Subscribers acknowledge that any past performance referenced in Publisher’s Subscription Content may not be indicative of future results, and understands that any opinions contained in Subscription Content reflect Publisher’s judgment exclusively as of the date of publication.  Therefore, no current or prospective Subscriber should assume that the future performance of any specific investment, investment strategy, including the investments and/or investment strategies recommended on the Publisher’s site, will be suitable or profitable for Subscribers’ clients’ portfolio, or equal historical or anticipated performance level(s).

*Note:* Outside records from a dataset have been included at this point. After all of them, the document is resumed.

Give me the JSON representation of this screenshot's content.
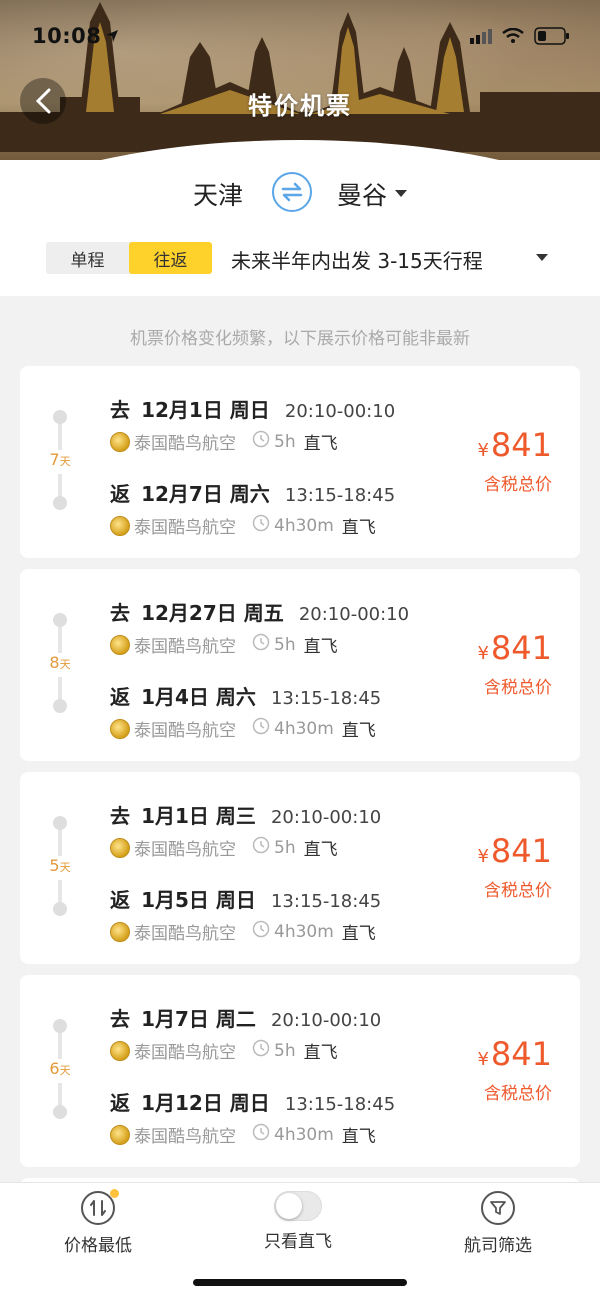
{
  "status": {
    "time": "10:08"
  },
  "header": {
    "title": "特价机票"
  },
  "route": {
    "from": "天津",
    "to": "曼谷"
  },
  "mode": {
    "one_way": "单程",
    "round_trip": "往返",
    "active": "往返",
    "range": "未来半年内出发 3-15天行程"
  },
  "notice": "机票价格变化频繁，以下展示价格可能非最新",
  "accent": "#ffd12b",
  "price_color": "#ef5a2d",
  "trips": [
    {
      "days": "7",
      "days_unit": "天",
      "out": {
        "label": "去",
        "date": "12月1日 周日",
        "time": "20:10-00:10",
        "airline": "泰国酷鸟航空",
        "duration": "5h",
        "type": "直飞"
      },
      "ret": {
        "label": "返",
        "date": "12月7日 周六",
        "time": "13:15-18:45",
        "airline": "泰国酷鸟航空",
        "duration": "4h30m",
        "type": "直飞"
      },
      "currency": "¥",
      "price": "841",
      "price_note": "含税总价"
    },
    {
      "days": "8",
      "days_unit": "天",
      "out": {
        "label": "去",
        "date": "12月27日 周五",
        "time": "20:10-00:10",
        "airline": "泰国酷鸟航空",
        "duration": "5h",
        "type": "直飞"
      },
      "ret": {
        "label": "返",
        "date": "1月4日 周六",
        "time": "13:15-18:45",
        "airline": "泰国酷鸟航空",
        "duration": "4h30m",
        "type": "直飞"
      },
      "currency": "¥",
      "price": "841",
      "price_note": "含税总价"
    },
    {
      "days": "5",
      "days_unit": "天",
      "out": {
        "label": "去",
        "date": "1月1日 周三",
        "time": "20:10-00:10",
        "airline": "泰国酷鸟航空",
        "duration": "5h",
        "type": "直飞"
      },
      "ret": {
        "label": "返",
        "date": "1月5日 周日",
        "time": "13:15-18:45",
        "airline": "泰国酷鸟航空",
        "duration": "4h30m",
        "type": "直飞"
      },
      "currency": "¥",
      "price": "841",
      "price_note": "含税总价"
    },
    {
      "days": "6",
      "days_unit": "天",
      "out": {
        "label": "去",
        "date": "1月7日 周二",
        "time": "20:10-00:10",
        "airline": "泰国酷鸟航空",
        "duration": "5h",
        "type": "直飞"
      },
      "ret": {
        "label": "返",
        "date": "1月12日 周日",
        "time": "13:15-18:45",
        "airline": "泰国酷鸟航空",
        "duration": "4h30m",
        "type": "直飞"
      },
      "currency": "¥",
      "price": "841",
      "price_note": "含税总价"
    }
  ],
  "bottom": {
    "sort_label": "价格最低",
    "direct_label": "只看直飞",
    "airline_label": "航司筛选"
  }
}
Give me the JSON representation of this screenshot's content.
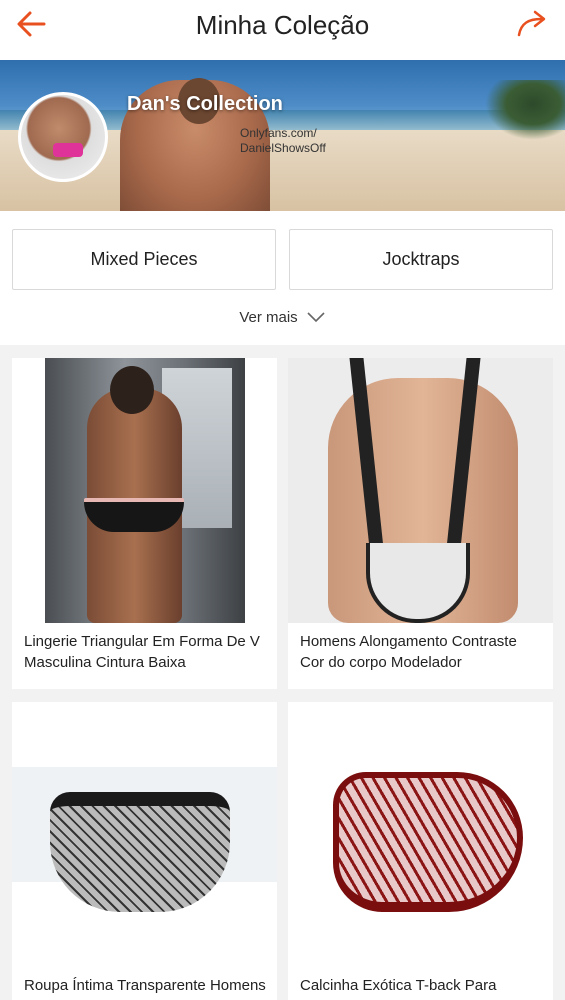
{
  "header": {
    "title": "Minha Coleção",
    "back_icon": "arrow-left-icon",
    "share_icon": "share-arrow-icon",
    "accent_color": "#e8501f"
  },
  "banner": {
    "collection_name": "Dan's Collection",
    "watermark": "Onlyfans.com/\nDanielShowsOff"
  },
  "tags": [
    {
      "label": "Mixed Pieces"
    },
    {
      "label": "Jocktraps"
    }
  ],
  "more": {
    "label": "Ver mais",
    "icon": "chevron-down-icon"
  },
  "products": [
    {
      "name": "Lingerie Triangular Em Forma De V Masculina Cintura Baixa"
    },
    {
      "name": "Homens Alongamento Contraste Cor do corpo Modelador"
    },
    {
      "name": "Roupa Íntima Transparente Homens Cueca Sexy"
    },
    {
      "name": "Calcinha Exótica T-back Para Homens Renda"
    }
  ]
}
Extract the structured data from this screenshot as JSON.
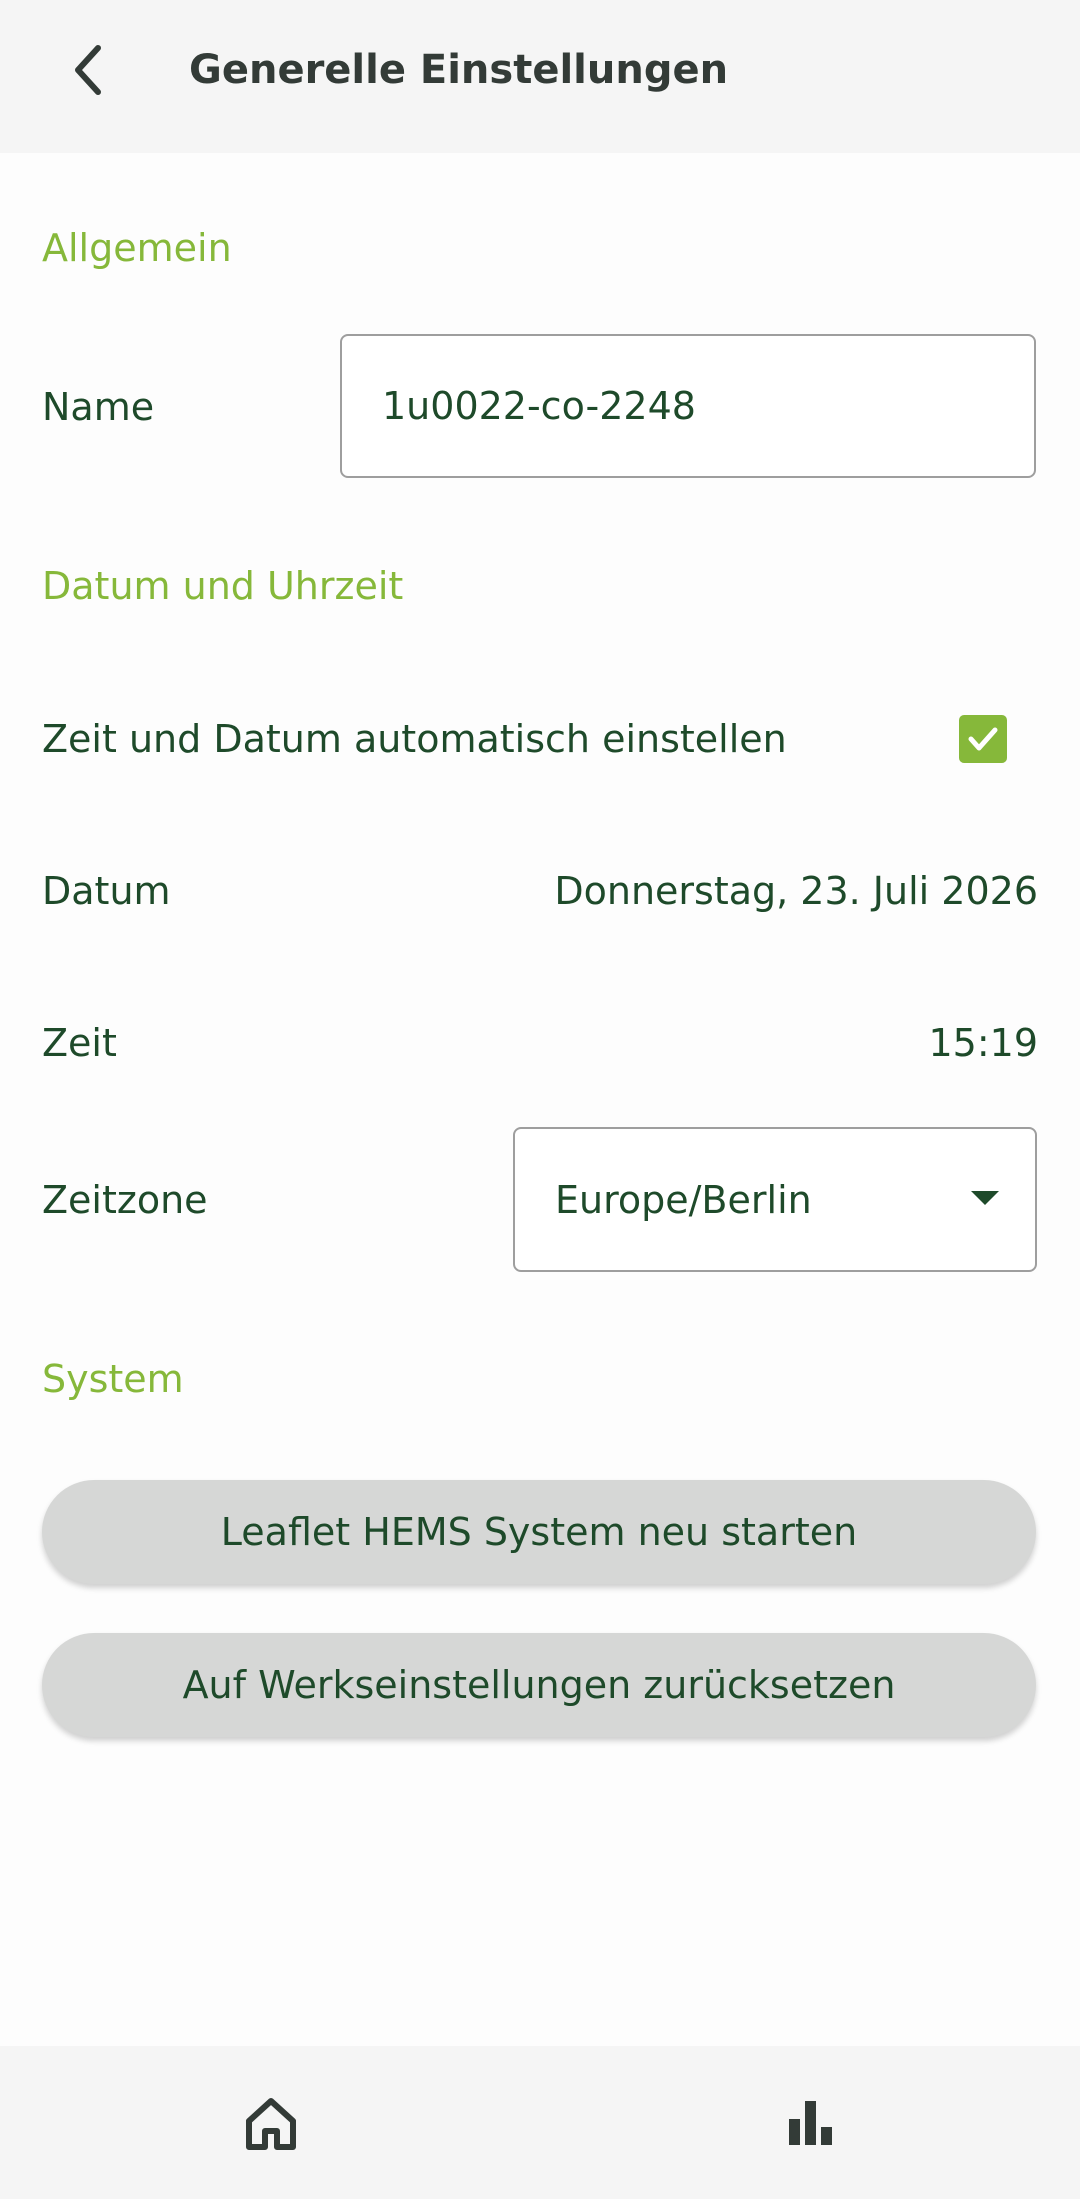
{
  "header": {
    "title": "Generelle Einstellungen"
  },
  "general": {
    "section_title": "Allgemein",
    "name_label": "Name",
    "name_value": "1u0022-co-2248"
  },
  "datetime": {
    "section_title": "Datum und Uhrzeit",
    "auto_label": "Zeit und Datum automatisch einstellen",
    "auto_checked": true,
    "date_label": "Datum",
    "date_value": "Donnerstag, 23. Juli 2026",
    "time_label": "Zeit",
    "time_value": "15:19",
    "timezone_label": "Zeitzone",
    "timezone_value": "Europe/Berlin"
  },
  "system": {
    "section_title": "System",
    "restart_label": "Leaflet HEMS System neu starten",
    "reset_label": "Auf Werkseinstellungen zurücksetzen"
  },
  "icons": {
    "back": "chevron-left-icon",
    "checkbox": "checkmark-icon",
    "dropdown": "caret-down-icon",
    "home": "home-icon",
    "chart": "bar-chart-icon"
  },
  "colors": {
    "accent": "#86b83a",
    "text": "#1e4a2a",
    "button_bg": "#d6d7d6",
    "header_bg": "#f5f5f5"
  }
}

Each Subscriber or prospective Subscriber acknowledges and accepts the limitations of Publisher’s Subscription Content and agrees, as a condition precedent to Subscriber’s subscription(s) to release and hold harmless Publisher, its officers, directors, owners, employees, advisors, affiliates, and agents from any and all adverse consequences results from Subscriber’s subscription(s).

The content of all Subscription Content consists solely of the opinions of the respective author(s) of such content and not necessarily that of the Publisher. The content of the Subscription Content is provided for general educational and informational purposes.  It is not intended to provide, nor is it a substitute for, legal, financial, tax or other expert or professional advice or counsel of any kind.  Persons who desire such advice or counsel should seek it from a professional of their choice.

Situations and persons discussed in the Subscription Content as examples or illustrations may be composites or wholly or partly fictional in nature and are mentioned for purposes of illustrating situations that may arise.  Any resemblance to actual persons or situations, either living or dead, is purely coincidental.

  1. This License Agreement, as well as any additional terms and conditions which apply to the Site and the Subscription Content constitute the entire agreement between Subscriber and Publisher (including the following terms and conditions which are incorporated into this License Agreement by reference):

The Publisher’s Clickwrap Agreement, which currently appears at www.lsaportfolios.com/clickwrap (the “Clickwrap Agreement”);

The Publisher’s Terms of Use, which currently appear at www.lsaportfolios.com/termsofuse the “Terms of Use”);

The Publisher’s Privacy Policy, which currently appears at www.lsaportfolios.com/privacypolicy (the “Privacy Policy”);

The Publisher’s Return and Refund Policy, which currently appears at www.lsaportfolios.com/refund (the “Return and Refund Policy”))

If any provision of the terms and conditions incorporated by reference into this License Agreement conflict with any term of this License Agreement, the terms of this License Agreement shall be controlling with respect to any matter involving the Subscription Content.  If any provision of this License Agreement shall be unlawful, void, or for any reason unenforceable, then that provision shall be deemed severable from this License Agreement and shall not affect the validity and enforceability of any remaining provisions.  Publisher's failure to act with respect to a breach by Subscriber or others does not waive Publisher's right to act with respect to subsequent or similar breaches. 

  1. All claims, disputes or other matters concerning Subscriber and the Publisher, including (but not limited to) issues related to the Subscription Content and the interpretation of this License Agreement shall be governed by the laws of the State of Kansas, without regard to its conflict of law principles.  Subscriber agree that jurisdiction and venue for any legal action or proceeding between Subscriber and Publisher shall lie solely in the Kansas state courts located in Johnson County, Kansas or the United States District Court for the District of Kansas, in Kansas City, Kansas, and Subscriber irrevocably subjects itself to and consent solely to such jurisdiction and venue.
  2. The terms of Sections 2, 6, 7, 8 and 9, as well as the last two sentence of Section 1, of this License Agreement shall survive the termination of Subscriber’s license to the Subscription Content.  Publisher reserves the right to terminate this License and/or the License to Subscription Content at any time, in which case Subscriber shall be entitled to retain the remaining prorated portion of subscription fees for the then-current subscription term.